Question

James invests a total of $26,500 in two accts. paying 10% and 2% annual interest, respectively. How much was invested in each account if after one year the total interest was $1970?

Answer 1

account 1 investment: 18,000

account 2 investment: 8,500

Step-by-step explanation:

Let us call A0 and B0 the principle amount in each account, then we know that

`A_0+B_0=26,500`

Furthermore, the simple interest earned on account A0, for example, is

`I=A_0(1+r_At)-A_0=A_0r_At`

where A0 ( 1+ rt) is the account balance after time t on simple interest. If we subtract the initial balance from the final, we would get the total interest earned. The expression above finds exactly just that ( the interest earned).

Now the interest earned on account B0 is

`I=B_0(1+rt)-B_0=B_0+B_0rt-B_0=B_0r_Bt`
`\Rightarrow I=B_0r_Bt`

Now we know that the total interest earned is $1970, therefore,

`B_0r_Bt+A_0r_At=1970`

putting in rA = 10% = 0.10 , rB = 2% = 0.02, and t = 1 gives us the system:

`\begin{gathered} A_0+B_0=26,500 \\ 0.10A_0+0.02B_0=1970 \end{gathered}`

Now, this is a system of equations with unknowns A0 and B0.

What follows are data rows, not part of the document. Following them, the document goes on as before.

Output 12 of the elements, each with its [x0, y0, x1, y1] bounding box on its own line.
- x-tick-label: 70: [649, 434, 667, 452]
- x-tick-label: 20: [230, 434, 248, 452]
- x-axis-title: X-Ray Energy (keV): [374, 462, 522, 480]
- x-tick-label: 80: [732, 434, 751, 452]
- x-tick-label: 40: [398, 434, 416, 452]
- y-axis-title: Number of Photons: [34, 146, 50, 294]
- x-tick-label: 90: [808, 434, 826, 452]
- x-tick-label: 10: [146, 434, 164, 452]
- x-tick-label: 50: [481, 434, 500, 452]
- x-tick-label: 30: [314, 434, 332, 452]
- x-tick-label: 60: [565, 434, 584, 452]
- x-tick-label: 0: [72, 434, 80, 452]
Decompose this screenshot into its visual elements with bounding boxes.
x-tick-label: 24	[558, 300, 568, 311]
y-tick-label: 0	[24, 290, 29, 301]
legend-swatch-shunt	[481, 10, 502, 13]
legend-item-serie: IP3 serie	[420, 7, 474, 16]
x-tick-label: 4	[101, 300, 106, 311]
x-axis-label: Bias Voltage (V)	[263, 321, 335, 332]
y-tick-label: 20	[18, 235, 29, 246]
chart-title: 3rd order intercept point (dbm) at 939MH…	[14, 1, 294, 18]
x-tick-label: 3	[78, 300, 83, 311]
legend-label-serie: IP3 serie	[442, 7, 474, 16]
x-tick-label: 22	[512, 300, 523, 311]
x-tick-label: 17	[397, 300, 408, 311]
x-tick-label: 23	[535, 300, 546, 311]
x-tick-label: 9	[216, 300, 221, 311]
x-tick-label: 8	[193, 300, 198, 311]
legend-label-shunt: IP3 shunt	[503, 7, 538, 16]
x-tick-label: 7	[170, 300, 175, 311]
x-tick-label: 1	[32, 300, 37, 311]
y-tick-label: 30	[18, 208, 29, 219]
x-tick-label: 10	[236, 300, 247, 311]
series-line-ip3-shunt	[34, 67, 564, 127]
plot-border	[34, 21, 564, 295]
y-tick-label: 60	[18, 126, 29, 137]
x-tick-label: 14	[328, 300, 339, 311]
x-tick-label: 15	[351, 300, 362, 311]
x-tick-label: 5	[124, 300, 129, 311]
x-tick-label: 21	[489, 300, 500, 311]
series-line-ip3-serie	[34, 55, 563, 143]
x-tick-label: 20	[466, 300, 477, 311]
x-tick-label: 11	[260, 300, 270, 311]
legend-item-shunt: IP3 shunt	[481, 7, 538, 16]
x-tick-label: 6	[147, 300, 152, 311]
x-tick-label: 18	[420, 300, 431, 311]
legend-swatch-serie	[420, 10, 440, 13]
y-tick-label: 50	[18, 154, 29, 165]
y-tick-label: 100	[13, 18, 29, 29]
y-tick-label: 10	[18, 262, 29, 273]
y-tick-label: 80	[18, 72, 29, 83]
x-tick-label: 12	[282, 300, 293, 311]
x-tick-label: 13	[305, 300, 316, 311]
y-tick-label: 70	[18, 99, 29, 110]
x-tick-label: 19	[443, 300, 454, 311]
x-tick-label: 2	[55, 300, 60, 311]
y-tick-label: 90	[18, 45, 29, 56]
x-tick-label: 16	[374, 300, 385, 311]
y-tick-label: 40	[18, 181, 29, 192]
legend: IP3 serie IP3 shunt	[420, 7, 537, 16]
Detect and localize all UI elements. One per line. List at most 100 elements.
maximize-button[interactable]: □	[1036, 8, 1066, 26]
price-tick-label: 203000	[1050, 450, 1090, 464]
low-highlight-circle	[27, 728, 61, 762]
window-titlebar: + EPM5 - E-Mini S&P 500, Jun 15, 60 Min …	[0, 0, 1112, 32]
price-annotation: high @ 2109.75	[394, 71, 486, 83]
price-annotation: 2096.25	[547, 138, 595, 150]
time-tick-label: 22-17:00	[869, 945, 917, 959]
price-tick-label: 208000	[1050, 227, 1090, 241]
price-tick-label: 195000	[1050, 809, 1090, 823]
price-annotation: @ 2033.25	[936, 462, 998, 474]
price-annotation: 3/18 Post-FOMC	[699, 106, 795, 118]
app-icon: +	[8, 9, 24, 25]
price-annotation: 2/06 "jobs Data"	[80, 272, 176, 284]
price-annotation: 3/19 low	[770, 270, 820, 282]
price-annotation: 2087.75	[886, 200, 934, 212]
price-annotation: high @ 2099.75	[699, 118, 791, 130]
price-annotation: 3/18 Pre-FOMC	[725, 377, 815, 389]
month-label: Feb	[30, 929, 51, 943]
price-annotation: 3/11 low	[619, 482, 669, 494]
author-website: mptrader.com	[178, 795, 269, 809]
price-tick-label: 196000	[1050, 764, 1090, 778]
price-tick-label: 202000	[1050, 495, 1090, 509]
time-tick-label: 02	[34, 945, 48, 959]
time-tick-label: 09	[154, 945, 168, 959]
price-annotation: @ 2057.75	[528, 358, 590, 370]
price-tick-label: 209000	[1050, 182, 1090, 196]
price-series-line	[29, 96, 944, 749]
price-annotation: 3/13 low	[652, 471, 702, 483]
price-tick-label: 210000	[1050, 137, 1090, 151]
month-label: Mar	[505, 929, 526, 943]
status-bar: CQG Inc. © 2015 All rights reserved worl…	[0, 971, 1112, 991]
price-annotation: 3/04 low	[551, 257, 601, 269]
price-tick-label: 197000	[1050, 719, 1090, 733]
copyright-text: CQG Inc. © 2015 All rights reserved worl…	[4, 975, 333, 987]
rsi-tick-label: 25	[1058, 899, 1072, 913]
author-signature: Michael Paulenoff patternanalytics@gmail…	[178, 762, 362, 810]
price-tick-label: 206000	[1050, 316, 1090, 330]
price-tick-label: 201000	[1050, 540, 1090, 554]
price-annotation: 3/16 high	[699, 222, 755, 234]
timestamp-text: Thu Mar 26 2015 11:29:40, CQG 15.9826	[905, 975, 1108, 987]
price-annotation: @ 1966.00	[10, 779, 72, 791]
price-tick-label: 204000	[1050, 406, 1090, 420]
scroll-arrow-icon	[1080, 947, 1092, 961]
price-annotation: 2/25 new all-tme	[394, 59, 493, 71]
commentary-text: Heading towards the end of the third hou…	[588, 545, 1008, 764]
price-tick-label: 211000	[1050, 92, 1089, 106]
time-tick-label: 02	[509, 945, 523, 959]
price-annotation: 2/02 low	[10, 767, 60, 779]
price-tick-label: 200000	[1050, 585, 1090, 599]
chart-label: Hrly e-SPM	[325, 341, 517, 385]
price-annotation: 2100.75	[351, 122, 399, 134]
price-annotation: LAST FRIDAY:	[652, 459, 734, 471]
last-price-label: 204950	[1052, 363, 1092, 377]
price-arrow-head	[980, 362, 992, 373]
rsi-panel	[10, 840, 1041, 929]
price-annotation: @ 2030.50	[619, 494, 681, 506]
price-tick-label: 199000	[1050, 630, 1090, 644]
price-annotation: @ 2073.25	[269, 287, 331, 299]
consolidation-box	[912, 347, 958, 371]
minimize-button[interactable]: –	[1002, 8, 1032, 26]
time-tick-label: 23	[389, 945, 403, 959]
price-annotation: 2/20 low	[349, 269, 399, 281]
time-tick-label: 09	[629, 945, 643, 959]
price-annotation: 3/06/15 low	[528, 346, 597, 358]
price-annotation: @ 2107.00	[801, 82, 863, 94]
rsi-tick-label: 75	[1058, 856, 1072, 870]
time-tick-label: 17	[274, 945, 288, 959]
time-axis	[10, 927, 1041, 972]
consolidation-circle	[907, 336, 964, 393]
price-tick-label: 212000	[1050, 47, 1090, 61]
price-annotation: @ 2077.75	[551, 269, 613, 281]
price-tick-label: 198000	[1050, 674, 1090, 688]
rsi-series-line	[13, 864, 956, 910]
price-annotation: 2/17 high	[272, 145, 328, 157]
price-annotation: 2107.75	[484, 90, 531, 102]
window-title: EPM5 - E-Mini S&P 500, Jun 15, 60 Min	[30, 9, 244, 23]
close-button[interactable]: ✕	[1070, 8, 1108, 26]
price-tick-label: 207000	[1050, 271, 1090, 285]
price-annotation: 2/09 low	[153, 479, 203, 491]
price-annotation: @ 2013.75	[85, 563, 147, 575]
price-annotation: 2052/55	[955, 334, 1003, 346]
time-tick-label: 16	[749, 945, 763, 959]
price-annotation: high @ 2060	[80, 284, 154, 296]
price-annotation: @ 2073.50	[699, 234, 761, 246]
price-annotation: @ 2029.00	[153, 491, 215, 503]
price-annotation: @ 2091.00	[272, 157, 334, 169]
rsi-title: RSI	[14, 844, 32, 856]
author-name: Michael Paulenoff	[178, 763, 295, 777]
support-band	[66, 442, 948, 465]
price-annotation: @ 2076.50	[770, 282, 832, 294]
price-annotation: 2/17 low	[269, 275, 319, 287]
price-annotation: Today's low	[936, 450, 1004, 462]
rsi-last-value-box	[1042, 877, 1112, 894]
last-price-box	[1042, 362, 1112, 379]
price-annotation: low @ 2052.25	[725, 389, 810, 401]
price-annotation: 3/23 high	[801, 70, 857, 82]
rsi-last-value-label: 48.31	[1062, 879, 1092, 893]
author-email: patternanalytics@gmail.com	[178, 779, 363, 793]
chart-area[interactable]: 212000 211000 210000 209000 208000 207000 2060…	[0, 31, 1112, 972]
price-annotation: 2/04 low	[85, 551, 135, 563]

We multiply the first equation by 0.10 t0 get:

`\begin{gathered} 0.10A_0+0.10B_0=0.10\cdot26,500 \\ 0.10A_0+0.02B_0=1970 \end{gathered}`

subtracting the second equation from the first gives

`0.10A_0-0.10A_0+0.10B_0-0.02B_0=(0.10\cdot26,500)-1970`
`0.08B_0=(0.10\cdot26,500)-1970`

`0.08B_0=680`

finally, dividing both sides by 0.08 gives

`B_0=(680)/(0.08)`

`\boxed{B_0=8500}`

which is our answer!

Now that we have the value of B0, we now find the value of A0 from the following equation:

`A_0+B_0=26,500`

putting in b0 = 8500 gives

`A_0+8500=26,500`

finally, subtracting 8500 from both sides gives

`\boxed{A_0=18,000.}`

which is our answer!

Hence, the amount invested in the accounts was 8,500 and 18,000.